- Episode no.: Season 19 Episode 2
- Directed by: Trey Parker
- Written by: Trey Parker
- Production code: 1902
- Original air date: September 23, 2015

Episode chronology
| ← Previous "Stunning and Brave" | Next → "The City Part of Town" |
- South Park season 19

= Where My Country Gone? =

"Where My Country Gone?" is the second episode of the nineteenth season of the animated television series South Park, and the 259th episode overall, written and directed by series co-creator Trey Parker. The episode premiered on Comedy Central on September 23, 2015. It parodies illegal immigration to the United States and the 2016 presidential candidacy of Donald Trump, along with Caitlyn Jenner and political correctness.

==Plot==
Kyle Broflovski is unwillingly honored at the White House by Barack Obama for his acceptance of Caitlyn Jenner (in the previous episode). His reward is to be driven back home by Jenner, who runs over a pedestrian while leaving the White House (in reference to Jenner's real life collision).

Mr. Garrison observes that many Canadians have entered the United States illegally, placing many Canadian students in South Park Elementary. When he reacts intolerantly to a group of them disrupting his class, PC Principal forces the entire faculty to take "Canadian-language" night classes to better help their Canadian students. Garrison reacts to this by composing a song, "Where My Country Gone?" lamenting how illegal immigration has ruined his country. He uses the song to rally the townspeople to his cause. When Garrison interrupts a school presentation on Canadian history, he is fired, stirring tension between American and Canadian students. Eric Cartman and his friends decide that the only way to bring peace is to encourage a romantic relationship between the factions: they appoint Butters Stotch to ask out a Canadian girl.

Garrison gets the entire town behind his proposal to literally "fuck the Canadians to death", then build a wall to prevent further illegal immigration from Canada. However, it is discovered that Canada has already built an immense border wall of its own, to (according to a Canada border guard) prevent Americans from raping Canadian women and preserve Canada's "cool shit". To find out what "cool shit" they are hiding, Garrison sneaks into Canada by going over Niagara Falls in a barrel.

Meanwhile, Butters begins dating a Canadian girl named Charlotte. The two find themselves falling in love. At dinner with her family, he learns that they and other Canadians left Canada unwillingly. Charlotte's father explains that during the last Canadian election there was a brash candidate (a parody of Donald Trump and his positions on immigration) that said outrageous things without offering realistic solutions to problems. Everyone thought it was funny, and thus did not take him seriously as a candidate. He was elected, to their chagrin, because they let the joke go on for too long and neglected to vote against him. After dinner, Butters reveals his romantic feelings for Charlotte, who reciprocates.

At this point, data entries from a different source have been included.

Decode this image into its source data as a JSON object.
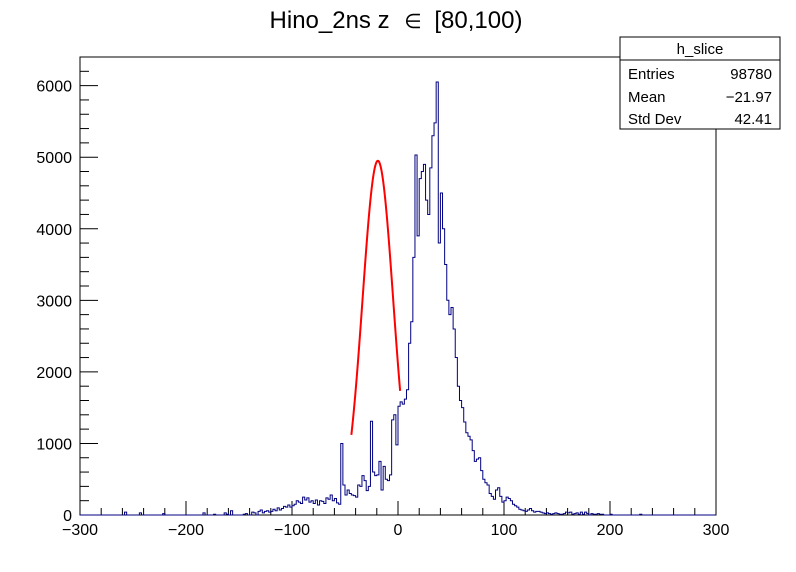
{
  "chart_data": {
    "type": "histogram",
    "title_main": "Hino_2ns z",
    "title_symbol": "∈",
    "title_range": "[80,100)",
    "xlabel": "",
    "ylabel": "",
    "xlim": [
      -300,
      300
    ],
    "ylim": [
      0,
      6400
    ],
    "x_ticks": [
      -300,
      -200,
      -100,
      0,
      100,
      200,
      300
    ],
    "x_tick_labels": [
      "−300",
      "−200",
      "−100",
      "0",
      "100",
      "200",
      "300"
    ],
    "y_ticks": [
      0,
      1000,
      2000,
      3000,
      4000,
      5000,
      6000
    ],
    "y_tick_labels": [
      "0",
      "1000",
      "2000",
      "3000",
      "4000",
      "5000",
      "6000"
    ],
    "grid": false,
    "legend": "none",
    "histogram": {
      "name": "h_slice",
      "color": "#000080",
      "bin_width": 2,
      "x_start": -300,
      "counts": [
        0,
        0,
        0,
        0,
        0,
        0,
        0,
        0,
        0,
        0,
        0,
        0,
        0,
        0,
        0,
        0,
        0,
        0,
        0,
        0,
        0,
        40,
        0,
        0,
        0,
        0,
        0,
        0,
        30,
        0,
        0,
        0,
        0,
        0,
        0,
        0,
        0,
        0,
        0,
        20,
        0,
        0,
        0,
        0,
        0,
        0,
        0,
        0,
        0,
        0,
        0,
        0,
        0,
        0,
        0,
        0,
        0,
        0,
        30,
        0,
        0,
        0,
        0,
        10,
        0,
        0,
        0,
        0,
        30,
        10,
        0,
        60,
        0,
        0,
        0,
        0,
        0,
        10,
        20,
        0,
        0,
        40,
        30,
        0,
        50,
        70,
        30,
        50,
        60,
        40,
        50,
        80,
        60,
        100,
        70,
        90,
        120,
        110,
        140,
        110,
        130,
        150,
        200,
        180,
        160,
        250,
        210,
        240,
        180,
        200,
        160,
        210,
        140,
        200,
        190,
        160,
        240,
        220,
        280,
        200,
        230,
        170,
        150,
        1000,
        420,
        280,
        350,
        300,
        280,
        270,
        250,
        420,
        400,
        550,
        480,
        340,
        400,
        1310,
        600,
        550,
        560,
        750,
        350,
        680,
        500,
        480,
        560,
        1330,
        1400,
        980,
        1520,
        1580,
        1550,
        1620,
        1750,
        2400,
        2700,
        3600,
        5030,
        3900,
        4700,
        4800,
        4900,
        4400,
        4200,
        4850,
        5300,
        5480,
        6050,
        3800,
        4500,
        4000,
        3500,
        3000,
        2800,
        2900,
        2600,
        2200,
        1800,
        1600,
        1500,
        1300,
        1150,
        1100,
        1050,
        900,
        750,
        780,
        800,
        620,
        500,
        450,
        420,
        300,
        260,
        220,
        350,
        380,
        260,
        180,
        200,
        250,
        230,
        200,
        150,
        130,
        110,
        80,
        70,
        60,
        50,
        70,
        90,
        60,
        40,
        50,
        50,
        40,
        30,
        20,
        30,
        20,
        10,
        20,
        30,
        20,
        10,
        10,
        20,
        40,
        30,
        40,
        10,
        20,
        30,
        10,
        40,
        10,
        40,
        20,
        0,
        20,
        10,
        10,
        20,
        10,
        10,
        0,
        0,
        0,
        10,
        0,
        0,
        0,
        0,
        0,
        0,
        0,
        0,
        0,
        0,
        0,
        0,
        0,
        10,
        0,
        0,
        0,
        0,
        0,
        0,
        0,
        0,
        0,
        0,
        0,
        0,
        0,
        0,
        0,
        0,
        0,
        0,
        0,
        0,
        0,
        0,
        0,
        0,
        0,
        0,
        0,
        0,
        0,
        0,
        0,
        0,
        0,
        0,
        0
      ]
    },
    "fit": {
      "type": "gaussian",
      "color": "#ff0000",
      "amplitude": 4950,
      "mean": -19,
      "sigma": 14.5,
      "range": [
        -44,
        2
      ]
    }
  },
  "stats_box": {
    "title": "h_slice",
    "rows": [
      {
        "label": "Entries",
        "value": "98780"
      },
      {
        "label": "Mean",
        "value": "−21.97"
      },
      {
        "label": "Std Dev",
        "value": "42.41"
      }
    ]
  }
}
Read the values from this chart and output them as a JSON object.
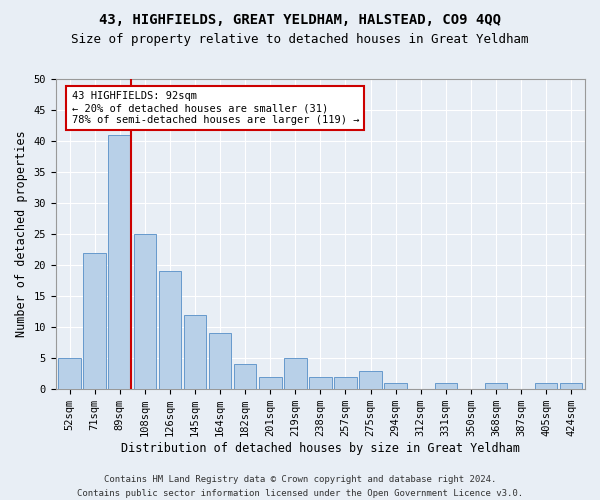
{
  "title1": "43, HIGHFIELDS, GREAT YELDHAM, HALSTEAD, CO9 4QQ",
  "title2": "Size of property relative to detached houses in Great Yeldham",
  "xlabel": "Distribution of detached houses by size in Great Yeldham",
  "ylabel": "Number of detached properties",
  "categories": [
    "52sqm",
    "71sqm",
    "89sqm",
    "108sqm",
    "126sqm",
    "145sqm",
    "164sqm",
    "182sqm",
    "201sqm",
    "219sqm",
    "238sqm",
    "257sqm",
    "275sqm",
    "294sqm",
    "312sqm",
    "331sqm",
    "350sqm",
    "368sqm",
    "387sqm",
    "405sqm",
    "424sqm"
  ],
  "values": [
    5,
    22,
    41,
    25,
    19,
    12,
    9,
    4,
    2,
    5,
    2,
    2,
    3,
    1,
    0,
    1,
    0,
    1,
    0,
    1,
    1
  ],
  "bar_color": "#b8d0e8",
  "bar_edge_color": "#6699cc",
  "vline_color": "#cc0000",
  "vline_index": 2,
  "annotation_line1": "43 HIGHFIELDS: 92sqm",
  "annotation_line2": "← 20% of detached houses are smaller (31)",
  "annotation_line3": "78% of semi-detached houses are larger (119) →",
  "annotation_box_facecolor": "#ffffff",
  "annotation_box_edgecolor": "#cc0000",
  "ylim": [
    0,
    50
  ],
  "yticks": [
    0,
    5,
    10,
    15,
    20,
    25,
    30,
    35,
    40,
    45,
    50
  ],
  "footer1": "Contains HM Land Registry data © Crown copyright and database right 2024.",
  "footer2": "Contains public sector information licensed under the Open Government Licence v3.0.",
  "background_color": "#e8eef5",
  "plot_background": "#e8eef5",
  "grid_color": "#ffffff",
  "title1_fontsize": 10,
  "title2_fontsize": 9,
  "axis_label_fontsize": 8.5,
  "tick_fontsize": 7.5,
  "footer_fontsize": 6.5,
  "annot_fontsize": 7.5
}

Barely surviving his jaunt across the border, Garrison finds that Canada has become a deserted wasteland and heads to the President's office. There, a physical altercation ensues between the two, which ends when Garrison gains the upper hand and rapes the Canadian President to death. Upon hearing the news that the Canadian President is dead, the emigrants – including Charlotte's family – return to Canada. Back in the United States, Garrison attributes the "win" to his policy. Kyle starts to point out that the conflict actually stemmed from such hostile policies but suddenly goes silent because "no one wants another speech". Garrison tells the people of South Park that he will join the 2016 campaign for President of the United States with his running mate, Caitlyn Jenner. The two leave for Washington, D.C. in a car driven by Jenner, who immediately runs over another pedestrian.

==Reception==
"Where My Country Gone?" received positive reviews. IGN's Max Nicholson gave the episode an 8.0 out of 10, concluding "This week's South Park improved on the first, offering both a scathing satire and a clear target: Donald Trump. With the help of both Mr. Garrison and Butters (and Canadian Donald Trump), 'Where My Country Gone?' proved to be a surprisingly enjoyable entry". Chris Longo from Den of Geek rated it 4 out of 5 stars and said in his review that "this was an episode that should be satisfying even for those who have been put off by the constant flavor of the week references and faux cameos." Writing for The A.V. Club, Dan Caffrey gave an A− rating to the episode, enjoying the way that it had built on the previous episode and the parody of Donald Trump, although finding Caitlyn Jenner's physical appearance "more than a little nasty". Rolling Stone writer Jon Blistein praised Mr. Garrison's campaign to rid America of Canadians as "hilariously ignorant".